Watergate, deja vu


In a major development in the seemingly stalled Iran-contra investigation, Alan D. Fiers Jr., a top-level CIA operative in the Reagan presidency, has pleaded guilty to his role in the secret,illegal deal to sell arms to the Iranians and divert the proceeds to the Nicaraguan rebels. Already Fiers has directly implicated the third-ranking CIA official in the illegal scheme, and it is all but certain that still others will be implicated -- including those who have told Congress they knew nothing of the deal.

Old hands in Washington will at once see a similarity in this development and the break which turned the Watergate affair two decades ago from a "third rate burglary" into a scandal that would topple a president. That sequence of events began when a mid-level operative, James D. McCord, decided not to be a dutiful fall guy and began to name his co-conspirators. Soon the dominoes were falling in an unstoppable pattern as each miscreant sought to save his own skin.

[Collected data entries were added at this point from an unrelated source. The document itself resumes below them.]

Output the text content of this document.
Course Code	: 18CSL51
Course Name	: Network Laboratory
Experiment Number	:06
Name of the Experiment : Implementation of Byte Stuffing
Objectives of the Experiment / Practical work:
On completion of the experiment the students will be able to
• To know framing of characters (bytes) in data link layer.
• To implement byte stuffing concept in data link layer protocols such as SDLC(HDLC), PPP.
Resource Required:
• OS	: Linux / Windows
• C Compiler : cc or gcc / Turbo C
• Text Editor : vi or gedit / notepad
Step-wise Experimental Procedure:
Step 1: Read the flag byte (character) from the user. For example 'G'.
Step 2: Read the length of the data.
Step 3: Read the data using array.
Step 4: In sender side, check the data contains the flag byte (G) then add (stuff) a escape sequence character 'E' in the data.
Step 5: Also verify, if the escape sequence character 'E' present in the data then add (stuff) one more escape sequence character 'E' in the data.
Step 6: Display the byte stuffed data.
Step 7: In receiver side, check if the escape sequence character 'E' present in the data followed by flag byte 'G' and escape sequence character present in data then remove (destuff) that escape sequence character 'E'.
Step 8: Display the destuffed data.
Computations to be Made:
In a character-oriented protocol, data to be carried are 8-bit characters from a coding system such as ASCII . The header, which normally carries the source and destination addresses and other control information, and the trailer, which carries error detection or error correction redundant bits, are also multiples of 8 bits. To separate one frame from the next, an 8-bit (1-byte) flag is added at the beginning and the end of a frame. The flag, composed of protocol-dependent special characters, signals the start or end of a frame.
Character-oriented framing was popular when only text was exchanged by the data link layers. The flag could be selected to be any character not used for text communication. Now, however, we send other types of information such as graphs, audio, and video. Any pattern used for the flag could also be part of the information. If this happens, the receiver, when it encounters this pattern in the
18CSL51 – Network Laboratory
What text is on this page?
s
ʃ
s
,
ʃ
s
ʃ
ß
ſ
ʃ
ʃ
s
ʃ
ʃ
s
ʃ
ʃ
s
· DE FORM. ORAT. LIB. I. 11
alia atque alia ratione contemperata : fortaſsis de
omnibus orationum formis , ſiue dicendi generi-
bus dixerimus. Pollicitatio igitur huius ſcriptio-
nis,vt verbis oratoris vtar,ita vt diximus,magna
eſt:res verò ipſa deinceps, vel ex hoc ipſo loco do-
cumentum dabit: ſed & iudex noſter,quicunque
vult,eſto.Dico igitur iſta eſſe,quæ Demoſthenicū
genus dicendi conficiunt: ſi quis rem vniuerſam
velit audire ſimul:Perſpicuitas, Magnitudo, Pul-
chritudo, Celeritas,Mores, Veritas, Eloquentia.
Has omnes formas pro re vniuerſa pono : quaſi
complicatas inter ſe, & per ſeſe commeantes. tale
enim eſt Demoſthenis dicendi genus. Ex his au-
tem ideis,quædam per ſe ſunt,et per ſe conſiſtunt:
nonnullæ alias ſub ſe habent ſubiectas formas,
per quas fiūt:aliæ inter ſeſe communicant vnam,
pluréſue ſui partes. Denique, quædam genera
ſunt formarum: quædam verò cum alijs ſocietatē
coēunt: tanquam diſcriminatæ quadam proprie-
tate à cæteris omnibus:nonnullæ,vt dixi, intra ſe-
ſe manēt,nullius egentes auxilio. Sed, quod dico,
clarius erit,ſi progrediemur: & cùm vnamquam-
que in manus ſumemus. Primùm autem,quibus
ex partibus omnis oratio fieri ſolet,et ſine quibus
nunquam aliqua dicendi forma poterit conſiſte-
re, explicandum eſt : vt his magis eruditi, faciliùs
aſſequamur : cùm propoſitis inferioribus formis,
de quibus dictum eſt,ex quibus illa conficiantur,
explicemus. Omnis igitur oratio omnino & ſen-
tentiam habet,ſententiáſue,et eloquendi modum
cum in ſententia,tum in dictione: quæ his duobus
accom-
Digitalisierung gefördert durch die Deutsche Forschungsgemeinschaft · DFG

And we say now, let them fall where they may, because in many respects Iran-contra is more serious than Watergate. Whereas Watergate, at least at the outset, was just a bungled break-in of a political campaign office, Iran-contra represented a cynical, calculated effort to circumvent the Constitution.

From the beginning it stretched credibility to the snapping point that this sordid scheme could be concocted exclusively by a handful of military officers who had penetrated the White House basement. The integrity of our system demands that the investigators get to the bottom of this -- or, perhaps, the top.